Но чтобы начать эту операцию, нужно было срочно подтянуть главные силы. Ана пути река Висла. Нужно наводить мосты.
Первый мост длиною более километра был возведен под обстрелом артиллерии и минометов противника всего за семь дней!
Но особенно тяжелые испытания выпали при строительстве второго моста. По нему должны были пройти свежие войска, танковые соединения.
Мы получили приказ, собрались было обсудить план действий, тут мне докладывают:
– Рокоссовский приехал! – Он в ту пору командовал 1-м Белорусским фронтом.
– Мне нужен мост под тяжелые грузы, причем срочно,– сказал он, – даю пять суток. И ни дня больше!
Пять дней на строительство такого моста! А работы на месяц! Но приказ есть приказ.

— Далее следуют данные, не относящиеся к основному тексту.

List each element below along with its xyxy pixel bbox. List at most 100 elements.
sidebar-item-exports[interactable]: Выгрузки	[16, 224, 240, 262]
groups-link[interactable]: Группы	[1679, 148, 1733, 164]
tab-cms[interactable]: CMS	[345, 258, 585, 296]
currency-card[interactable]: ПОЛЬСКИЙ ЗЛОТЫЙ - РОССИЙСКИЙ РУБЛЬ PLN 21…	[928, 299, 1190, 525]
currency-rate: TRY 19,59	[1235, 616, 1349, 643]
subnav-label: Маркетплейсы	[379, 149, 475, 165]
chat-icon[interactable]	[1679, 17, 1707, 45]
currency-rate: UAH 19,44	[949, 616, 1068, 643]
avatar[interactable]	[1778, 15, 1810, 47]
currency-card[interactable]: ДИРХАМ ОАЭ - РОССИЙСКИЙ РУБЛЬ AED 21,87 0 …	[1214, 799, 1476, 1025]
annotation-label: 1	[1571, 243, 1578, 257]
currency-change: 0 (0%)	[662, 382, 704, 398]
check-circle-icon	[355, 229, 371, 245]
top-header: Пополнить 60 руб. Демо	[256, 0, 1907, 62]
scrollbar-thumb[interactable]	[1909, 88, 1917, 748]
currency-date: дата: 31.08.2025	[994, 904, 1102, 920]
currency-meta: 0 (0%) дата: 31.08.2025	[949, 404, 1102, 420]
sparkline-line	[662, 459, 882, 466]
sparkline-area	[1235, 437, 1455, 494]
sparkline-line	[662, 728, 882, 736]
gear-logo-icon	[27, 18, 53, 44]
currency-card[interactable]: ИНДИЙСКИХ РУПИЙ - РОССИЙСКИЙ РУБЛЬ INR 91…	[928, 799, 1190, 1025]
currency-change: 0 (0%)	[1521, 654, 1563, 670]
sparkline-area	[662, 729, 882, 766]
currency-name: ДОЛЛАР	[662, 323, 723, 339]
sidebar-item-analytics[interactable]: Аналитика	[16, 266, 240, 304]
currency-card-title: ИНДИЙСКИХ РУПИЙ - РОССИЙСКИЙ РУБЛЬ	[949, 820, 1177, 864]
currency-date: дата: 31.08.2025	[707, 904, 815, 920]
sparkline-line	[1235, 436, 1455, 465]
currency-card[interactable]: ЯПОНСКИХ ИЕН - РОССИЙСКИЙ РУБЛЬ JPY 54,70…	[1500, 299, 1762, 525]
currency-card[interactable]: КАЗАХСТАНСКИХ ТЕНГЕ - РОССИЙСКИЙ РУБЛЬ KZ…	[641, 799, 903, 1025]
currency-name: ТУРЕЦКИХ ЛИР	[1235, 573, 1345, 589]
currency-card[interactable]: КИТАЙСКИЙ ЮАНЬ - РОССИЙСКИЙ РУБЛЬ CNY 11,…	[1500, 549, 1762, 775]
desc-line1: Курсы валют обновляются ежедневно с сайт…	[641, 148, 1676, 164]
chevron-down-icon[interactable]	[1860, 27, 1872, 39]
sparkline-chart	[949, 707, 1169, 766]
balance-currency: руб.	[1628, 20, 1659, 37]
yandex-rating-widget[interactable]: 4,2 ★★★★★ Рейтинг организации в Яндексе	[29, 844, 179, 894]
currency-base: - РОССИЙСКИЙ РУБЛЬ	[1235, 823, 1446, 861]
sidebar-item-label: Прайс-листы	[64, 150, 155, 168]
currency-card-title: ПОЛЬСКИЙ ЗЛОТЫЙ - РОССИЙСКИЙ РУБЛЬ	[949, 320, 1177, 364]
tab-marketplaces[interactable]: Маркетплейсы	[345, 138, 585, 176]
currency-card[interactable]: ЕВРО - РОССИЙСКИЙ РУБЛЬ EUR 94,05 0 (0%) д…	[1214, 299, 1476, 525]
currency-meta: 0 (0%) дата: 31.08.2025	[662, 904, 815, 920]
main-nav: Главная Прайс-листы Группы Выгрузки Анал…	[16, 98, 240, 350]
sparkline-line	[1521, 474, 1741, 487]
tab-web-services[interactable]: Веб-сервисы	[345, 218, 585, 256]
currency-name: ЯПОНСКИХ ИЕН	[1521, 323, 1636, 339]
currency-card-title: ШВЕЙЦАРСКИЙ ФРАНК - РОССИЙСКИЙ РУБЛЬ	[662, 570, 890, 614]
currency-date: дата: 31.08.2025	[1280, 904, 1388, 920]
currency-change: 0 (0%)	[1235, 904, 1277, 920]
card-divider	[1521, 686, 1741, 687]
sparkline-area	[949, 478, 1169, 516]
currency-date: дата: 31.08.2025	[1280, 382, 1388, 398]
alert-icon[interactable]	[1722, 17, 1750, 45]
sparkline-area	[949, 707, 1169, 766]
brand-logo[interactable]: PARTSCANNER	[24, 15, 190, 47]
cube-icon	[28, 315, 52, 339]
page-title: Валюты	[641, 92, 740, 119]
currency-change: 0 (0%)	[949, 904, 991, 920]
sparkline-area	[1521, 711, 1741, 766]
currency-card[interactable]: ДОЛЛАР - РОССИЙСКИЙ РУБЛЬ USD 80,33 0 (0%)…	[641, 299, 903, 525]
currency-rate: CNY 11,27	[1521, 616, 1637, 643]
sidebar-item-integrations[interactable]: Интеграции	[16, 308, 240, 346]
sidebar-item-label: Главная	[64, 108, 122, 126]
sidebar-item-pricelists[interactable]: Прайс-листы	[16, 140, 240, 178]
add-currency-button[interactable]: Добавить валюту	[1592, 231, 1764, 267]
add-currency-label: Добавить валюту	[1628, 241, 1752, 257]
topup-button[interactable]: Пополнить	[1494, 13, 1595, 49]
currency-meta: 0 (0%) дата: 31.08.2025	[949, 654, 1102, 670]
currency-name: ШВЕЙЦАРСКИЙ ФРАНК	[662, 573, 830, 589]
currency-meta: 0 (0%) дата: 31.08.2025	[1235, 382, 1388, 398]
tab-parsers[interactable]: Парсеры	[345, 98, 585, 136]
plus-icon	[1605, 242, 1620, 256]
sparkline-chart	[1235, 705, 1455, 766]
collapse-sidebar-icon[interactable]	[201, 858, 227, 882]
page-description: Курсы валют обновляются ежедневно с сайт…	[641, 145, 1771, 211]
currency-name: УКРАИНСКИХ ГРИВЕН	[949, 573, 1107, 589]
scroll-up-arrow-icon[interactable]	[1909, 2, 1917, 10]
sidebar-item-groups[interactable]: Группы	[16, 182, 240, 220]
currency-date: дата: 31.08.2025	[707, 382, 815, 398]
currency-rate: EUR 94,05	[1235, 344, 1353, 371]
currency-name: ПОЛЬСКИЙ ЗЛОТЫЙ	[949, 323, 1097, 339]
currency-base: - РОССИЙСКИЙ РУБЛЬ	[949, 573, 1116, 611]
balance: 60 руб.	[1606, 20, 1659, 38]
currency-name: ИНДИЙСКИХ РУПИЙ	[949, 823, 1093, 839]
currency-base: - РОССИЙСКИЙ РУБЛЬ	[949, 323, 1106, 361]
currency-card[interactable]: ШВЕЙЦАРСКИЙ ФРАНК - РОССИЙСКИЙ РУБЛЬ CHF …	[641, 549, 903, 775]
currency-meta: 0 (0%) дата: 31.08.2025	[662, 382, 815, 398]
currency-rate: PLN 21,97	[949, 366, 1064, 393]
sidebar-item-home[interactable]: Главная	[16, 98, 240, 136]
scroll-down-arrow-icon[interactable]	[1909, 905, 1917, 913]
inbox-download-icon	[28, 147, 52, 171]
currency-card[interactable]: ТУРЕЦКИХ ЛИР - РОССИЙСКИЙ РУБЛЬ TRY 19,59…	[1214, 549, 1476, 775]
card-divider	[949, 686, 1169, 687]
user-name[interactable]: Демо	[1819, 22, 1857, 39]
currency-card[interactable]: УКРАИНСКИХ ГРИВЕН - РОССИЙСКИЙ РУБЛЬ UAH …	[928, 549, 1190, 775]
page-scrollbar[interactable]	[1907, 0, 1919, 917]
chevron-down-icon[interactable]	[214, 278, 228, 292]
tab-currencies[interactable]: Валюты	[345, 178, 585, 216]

По правде говоря, народу у нас для строительства такого большого сооружения было, как говорится, небогато. На помощь пришел саперный батальон Войска Польского.
Но, кроме рабочих рук, в любом строительстве, как известно, нужны еще и материалы, а тылы в те дни не поспевали за стремительно наступавшими войсками. Со стройматериалами у нас было туго. Пришлось самим подвозить их, заготавливать...
Что же касается так называемых средств строительства – топоров, пил, скоб и т. д., – саперы, наученные войной, давно поняли, что лучше их всегда иметь при себе. Каждому бойцу полагалось носить с собой пять скоб, пять-шесть ершей, шанцевый инструмент. На отделение – две двуручные пилы, два лома и другой инструмент. В автомобиле или в обозе, которые следовали за саперной ротой, всегда имелось 40–50 подготовленных свай и необходимое для их забивки оборудование.
Для того чтобы выиграть время, мы стали мост возводить одновременно в трех точках: на правом и левом берегах Вислы работали две роты военно-строительного отряда, а в фарватере – бойцы мостостроительного батальона. В то же время третья рота военно-строительного отряда строила дорогу из бревен в левобережной пойме Вислы, а также возводила мосты через протоки реки.
Конечно же, враг знал о том, что через Вислу возводится мощный мост. Работали мы под непрерывными бомбежками и артобстрелом.
От взрывов сваи у нас выдавливало из грунта. Они выстреливали, как пробка из бутылки. Происходило это из-за гидрогеологических особенностей реки. Хотя Висла и не горная река, но во многом схожа с ней: течение быстрое, в фарватере дно состоит из прослоек песка (в том числе плывунов) и глины.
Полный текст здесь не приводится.